The impact of the brain and learning processes on our health is tied to the broader body-brain connection. The researchers identified a protocol in which a single pairing of a new taste (saccharin) with the injection of a substance derived from the bacterial capsule (LPS, which the immune system recognized as bacteria and mounted a response against) causes a similar immune reaction even days later.
This occurs solely because the mice in the experiment had previously consumed the saccharin.
TO UNDERSTAND how and where in the brain the learning for this conditioned immune response occurs, the researchers relied on previous lab studies. These studies proved that the coding and evaluation of new tastes – whether they are perceived as pleasant, novel, or causing a dislike or disinclination – take place in the inner section of the brain’s cortex known as the insula.
Another study revealed that coding for representing an immune response takes place in the rear section of the insula. Based on these findings, the researchers suggested that the coding or cerebral representation of the conditioned immune response would involve a connection between the front and rear sections of the insula.
To test this hypothesis, the researchers first replicated the conditioned immune response in mice. They showed that a single pairing of consuming a novel taste (saccharin) with an injection of LPS into the abdominal cavity caused the mice to develop an aversion to the taste (retrieval of the memory of altered taste evaluation).
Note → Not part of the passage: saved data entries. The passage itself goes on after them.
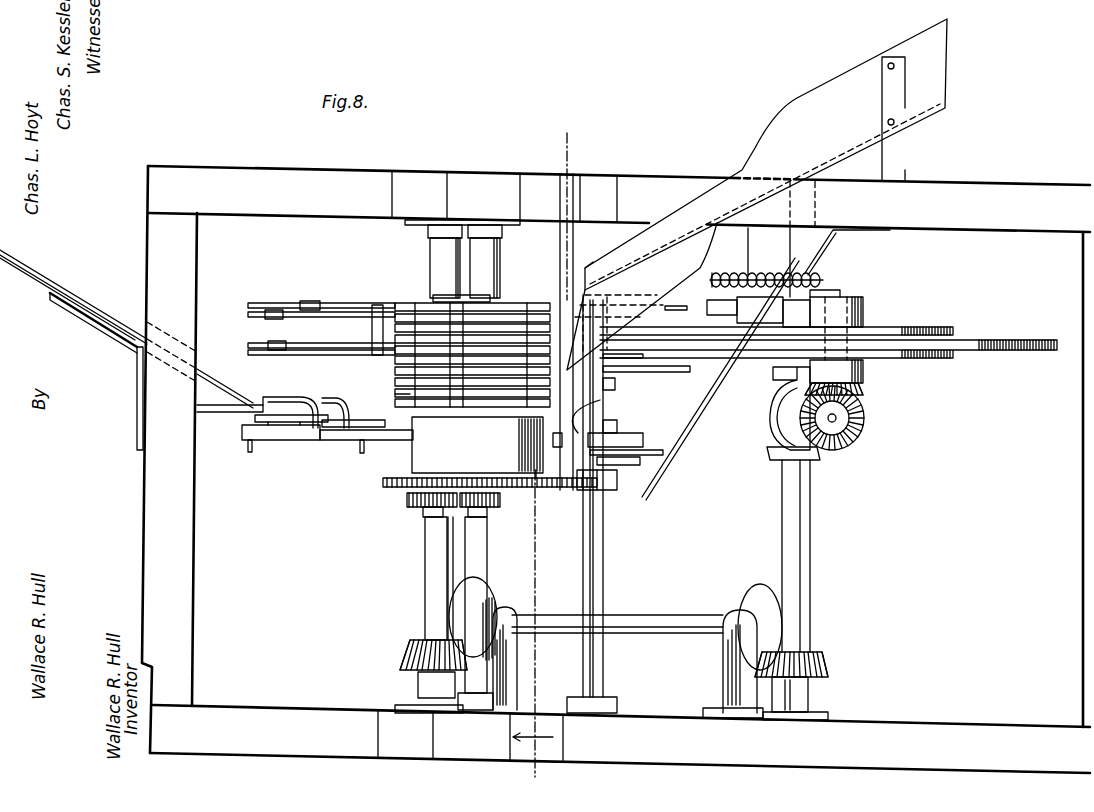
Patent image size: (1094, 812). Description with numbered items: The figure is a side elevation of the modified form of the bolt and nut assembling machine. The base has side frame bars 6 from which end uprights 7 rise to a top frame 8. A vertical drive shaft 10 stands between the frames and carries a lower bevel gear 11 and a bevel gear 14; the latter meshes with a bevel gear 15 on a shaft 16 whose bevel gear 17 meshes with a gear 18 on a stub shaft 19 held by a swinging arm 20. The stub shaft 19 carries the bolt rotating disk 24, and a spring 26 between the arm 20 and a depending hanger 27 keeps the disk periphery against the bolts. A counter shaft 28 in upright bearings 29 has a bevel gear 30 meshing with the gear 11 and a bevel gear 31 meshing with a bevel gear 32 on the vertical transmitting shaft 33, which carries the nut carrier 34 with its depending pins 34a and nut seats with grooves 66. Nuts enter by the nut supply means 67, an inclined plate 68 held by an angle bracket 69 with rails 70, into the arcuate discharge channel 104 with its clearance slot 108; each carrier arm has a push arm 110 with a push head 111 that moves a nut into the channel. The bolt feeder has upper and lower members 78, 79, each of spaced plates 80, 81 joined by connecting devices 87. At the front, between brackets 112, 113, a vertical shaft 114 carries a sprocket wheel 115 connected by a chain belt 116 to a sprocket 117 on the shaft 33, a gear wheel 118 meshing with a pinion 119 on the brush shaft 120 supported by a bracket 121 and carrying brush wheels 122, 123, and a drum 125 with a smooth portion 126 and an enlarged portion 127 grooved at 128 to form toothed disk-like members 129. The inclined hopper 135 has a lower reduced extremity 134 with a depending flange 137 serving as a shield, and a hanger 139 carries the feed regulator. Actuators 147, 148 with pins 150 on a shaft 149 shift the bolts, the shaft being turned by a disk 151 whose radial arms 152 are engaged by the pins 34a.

The side frame bars 6 is at (910, 730).
The end uprights 7 is at (188, 582).
The top frame 8 is at (977, 190).
The vertical drive shaft 10 is at (822, 530).
The lower bevel gear 11 is at (810, 657).
The bevel gear 14 is at (775, 447).
The bevel gear 15 is at (772, 415).
The shaft 16 is at (837, 418).
The bevel gear 17 is at (863, 433).
The gear 18 is at (863, 393).
The stub shaft 19 is at (863, 377).
The swinging arm 20 is at (863, 303).
The disk 24 is at (1013, 355).
The spring 26 is at (805, 273).
The hanger 27 is at (740, 260).
The counter shaft 28 is at (617, 614).
The upright bearings 29 is at (507, 660).
The bevel gear 30 is at (748, 593).
The bevel gear 31 is at (488, 600).
The bevel gear 32 is at (407, 653).
The vertical transmitting shaft 33 is at (432, 590).
The nut carrier 34 is at (337, 440).
The pins 34a is at (250, 445).
The groove 66 is at (273, 430).
The nut supply means 67 is at (131, 331).
The inclined plate 68 is at (76, 323).
The angle bracket 69 is at (140, 382).
The rails 70 is at (32, 295).
The upper member 78 is at (310, 306).
The lower member 79 is at (279, 352).
The plate 80 is at (274, 303).
The plate 81 is at (258, 312).
The connecting devices 87 is at (375, 330).
The discharge channel 104 is at (292, 397).
The clearance slot 108 is at (303, 440).
The push arm 110 is at (312, 400).
The push head 111 is at (262, 412).
The upper bracket 112 is at (483, 196).
The lower bracket 113 is at (471, 736).
The vertical shaft 114 is at (480, 538).
The sprocket wheel 115 is at (570, 487).
The chain belt 116 is at (448, 512).
The sprocket 117 is at (442, 507).
The gear wheel 118 is at (563, 490).
The pinion 119 is at (605, 510).
The brush shaft 120 is at (617, 425).
The bracket 121 is at (620, 482).
The upper brush wheel 122 is at (604, 271).
The lower brush wheel 123 is at (615, 385).
The drum 125 is at (410, 463).
The reduced smooth portion 126 is at (477, 445).
The upper enlarged portion 127 is at (397, 397).
The grooves 128 is at (397, 382).
The disk-like members 129 is at (577, 409).
The lower reduced extremity 134 is at (766, 154).
The hopper 135 is at (938, 93).
The depending flange 137 is at (642, 296).
The hanger 139 is at (558, 258).
The actuator 147 is at (662, 312).
The actuator 148 is at (646, 360).
The shaft 149 is at (605, 565).
The pins 150 is at (700, 385).
The disk 151 is at (640, 460).
The radial arms 152 is at (663, 447).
In addition, the presentation of the same taste after learning triggered the retrieval of memory of the immune response.
The researchers next showed that there is a clear neural connection between the peripheral nervous system in the insula (including both the rear and front sections), making possible the passage of information.
To find out whether there is a correlation between the activity of the neural cells that transmit information between the front and rear of the insula (two-way communication), the researchers examined whether these connecting cells were activated following retrieval of the conditioned immune response and whether their electrical properties changed.
They found that there was no change in the majority of nerve cells in the front and rear sections of the insula following the retrieval of the memory of immune conditioning, but clear activation was observed in a specific group of cells that connects the front and rear sections.
The researchers pointed out that this group of connecting cells represents a small and specialized subset of the total nerve cells in the insula. They suppressed the two-way pathways of these nerve cells during the retrieval of the conditioned immune response and found that disrupting these pathways significantly impacted its retrieval.
Thus, it became clear that these neural pathways play an essential role in transmitting information between the brain and the immune system – a key example of functional body-brain communication. The researchers emphasized that this is the first time that science has identified the specific nerve cells and pathways in mammals that make it possible to integrate sensory information with information from the immune system.
This basic understanding opens the possibilities for treating a variety of diseases that arise from problems in the immune system’s ability to respond to threats, leading to either overactive or insufficient responses, as well as autoimmune diseases such as diabetes or irritable bowel syndrome in which the immune system attacks the body.
This study, which has aroused much interest among scientists worldwide, suggests new therapeutic directions in which the regulation of behavior, brain activity, and immune system function are coordinated to optimize disease treatment.